Reflecting on this past week as night settles on Christmas Day, I realize that it is how we handle time that seems to make the holidays so stressful. So much to do, so many tasks, so many appointments and extra responsibilities. Today I didn’t have any of that. I got up when I wanted to. I puttered around in my office. I got outside. I wrote a little. It was refreshing. It is too easy to fall into a trap of starting every day in a rush from task to task just to make possible the lifestyles we’ve come to expect, meanwhile sacrificing our ability to enjoy them along the way. Our relationships suffer. We suffer. It’s too much.

In the Daily Stoic some time ago I read that, “In his Meditations — essentially his own private journal — Marcus Aurelius wrote that ‘You could leave life right now. Let that determine what you do and say and think.’” I try and remember that, but failed this past week. Thankfully, with a new week starting tomorrow, and a new year after that, all is not lost. I have ample opportunity to try again.

Besides, Christmas Day turned out to be just fine.

Dividends of the Good Life

This is a quote from Sigurd F. Olson, a legendary outdoorsman/wilderness advocate/nature writer with whom I share a birthday (though his came nearly seventy years before mine):

It is hard to place a price tag on these things, on the sounds and smells and memories of the out-of-doors, on the countless things we have seen and loved. They are the dividends of the good life.

I love this river, this bank. Over the years I have stood here many, many times, in all hours of daylight and dusk, in every season, in just about every kind of weather. Alone or with company, including five different dogs. Today, while Bucky tore around in the bushes I watched a large heron wading the opposite bank, slowly and carefully. Then a bald eagle soared overhead. I was cranky when I arrived, but not when I left. Dividends, indeed.

For a Lifetime

The March 18th, 1998, entry from from Ted Kooser’s Winter Morning Walks: One Hundred Poems to Jim Harrison, a day the poet, writing from Nebraska, notes as being gusty and warm:

I saw the season’s first bluebird
this morning, one month ahead
of its scheduled arrival. Lucky I am
to go off to my cancer appointment
having been given a bluebird, and,
for a lifetime, having been given
this world.

I didn’t even know this book existed a month ago and reading it has felt a bit life changing.
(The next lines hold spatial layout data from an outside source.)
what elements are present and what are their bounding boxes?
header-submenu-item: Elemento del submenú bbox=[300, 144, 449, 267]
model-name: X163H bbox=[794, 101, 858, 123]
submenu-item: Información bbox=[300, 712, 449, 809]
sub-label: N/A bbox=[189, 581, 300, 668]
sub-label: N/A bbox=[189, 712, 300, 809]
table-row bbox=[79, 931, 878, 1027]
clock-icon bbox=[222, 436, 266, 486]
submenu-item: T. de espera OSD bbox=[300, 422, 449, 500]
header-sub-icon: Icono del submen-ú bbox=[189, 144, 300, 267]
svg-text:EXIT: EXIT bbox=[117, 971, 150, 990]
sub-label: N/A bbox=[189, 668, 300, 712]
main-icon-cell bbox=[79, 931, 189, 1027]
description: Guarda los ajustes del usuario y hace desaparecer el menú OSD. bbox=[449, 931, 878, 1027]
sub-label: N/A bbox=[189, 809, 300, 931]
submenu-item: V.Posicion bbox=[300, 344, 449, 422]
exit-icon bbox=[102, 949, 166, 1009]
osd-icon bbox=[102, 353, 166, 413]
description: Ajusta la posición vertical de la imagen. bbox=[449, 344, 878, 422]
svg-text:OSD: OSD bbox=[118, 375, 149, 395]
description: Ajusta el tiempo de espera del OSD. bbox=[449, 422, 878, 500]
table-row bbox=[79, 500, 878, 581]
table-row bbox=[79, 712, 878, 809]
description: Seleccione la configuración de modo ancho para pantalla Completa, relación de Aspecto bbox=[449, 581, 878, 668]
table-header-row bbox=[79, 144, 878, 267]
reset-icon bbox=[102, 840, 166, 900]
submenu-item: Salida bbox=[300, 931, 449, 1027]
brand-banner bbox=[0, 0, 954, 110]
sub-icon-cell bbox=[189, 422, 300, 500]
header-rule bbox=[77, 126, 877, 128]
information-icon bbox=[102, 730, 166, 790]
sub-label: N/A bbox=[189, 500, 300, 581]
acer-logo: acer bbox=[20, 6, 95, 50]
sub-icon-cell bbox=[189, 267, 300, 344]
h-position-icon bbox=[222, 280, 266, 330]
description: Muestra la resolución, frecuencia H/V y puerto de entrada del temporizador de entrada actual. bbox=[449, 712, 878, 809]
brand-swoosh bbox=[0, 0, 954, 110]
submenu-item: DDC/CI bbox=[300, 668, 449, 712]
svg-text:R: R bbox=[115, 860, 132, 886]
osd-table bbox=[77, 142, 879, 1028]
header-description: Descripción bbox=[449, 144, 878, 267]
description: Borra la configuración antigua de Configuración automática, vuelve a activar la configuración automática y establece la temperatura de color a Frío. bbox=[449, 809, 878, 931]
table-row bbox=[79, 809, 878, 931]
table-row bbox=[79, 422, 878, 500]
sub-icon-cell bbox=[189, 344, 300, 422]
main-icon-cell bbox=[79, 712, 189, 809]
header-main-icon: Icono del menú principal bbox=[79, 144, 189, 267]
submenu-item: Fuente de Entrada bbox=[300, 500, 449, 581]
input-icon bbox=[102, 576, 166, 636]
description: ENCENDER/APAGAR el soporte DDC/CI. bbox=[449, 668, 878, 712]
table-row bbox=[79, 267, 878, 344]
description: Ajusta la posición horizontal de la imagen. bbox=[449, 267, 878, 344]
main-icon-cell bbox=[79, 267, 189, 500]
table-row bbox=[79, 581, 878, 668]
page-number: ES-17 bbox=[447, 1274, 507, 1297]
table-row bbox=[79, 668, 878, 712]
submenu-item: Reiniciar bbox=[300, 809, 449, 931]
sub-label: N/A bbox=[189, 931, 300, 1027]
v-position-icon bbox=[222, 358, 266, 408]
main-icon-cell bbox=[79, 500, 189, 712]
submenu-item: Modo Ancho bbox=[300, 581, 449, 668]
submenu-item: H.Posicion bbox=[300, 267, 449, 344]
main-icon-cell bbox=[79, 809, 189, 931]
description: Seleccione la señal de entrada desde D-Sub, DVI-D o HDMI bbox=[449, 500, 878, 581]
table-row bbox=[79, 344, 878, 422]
Beautiful.

The Solitary Bee

This is an excerpt from a piece called “The Natural State” by Emma Marris, appearing in issue 02 of Beside magazine.

“We keep the outdoors wild by remaining humble and aware, by embracing the wildness all around us, by fighting to protect nature both remote and nearby — by feeling awe not only for the grizzly bear but also for the solitary bee.”

At this point in my life, the majority of my encounters with “wild” happen in places far removed from what we traditionally consider to be wilderness. Not that I’ve abandoned the broad, remote places on the map. I long for them. But I also love my views from my front porch, and from my bird feeder. From the banks of the river running through the heart of Missoula, and from trails shared with joggers and dog walkers. They are all equally wondrous to me. They are where I am always, as Jim Harrison writes, “in search of small gods.”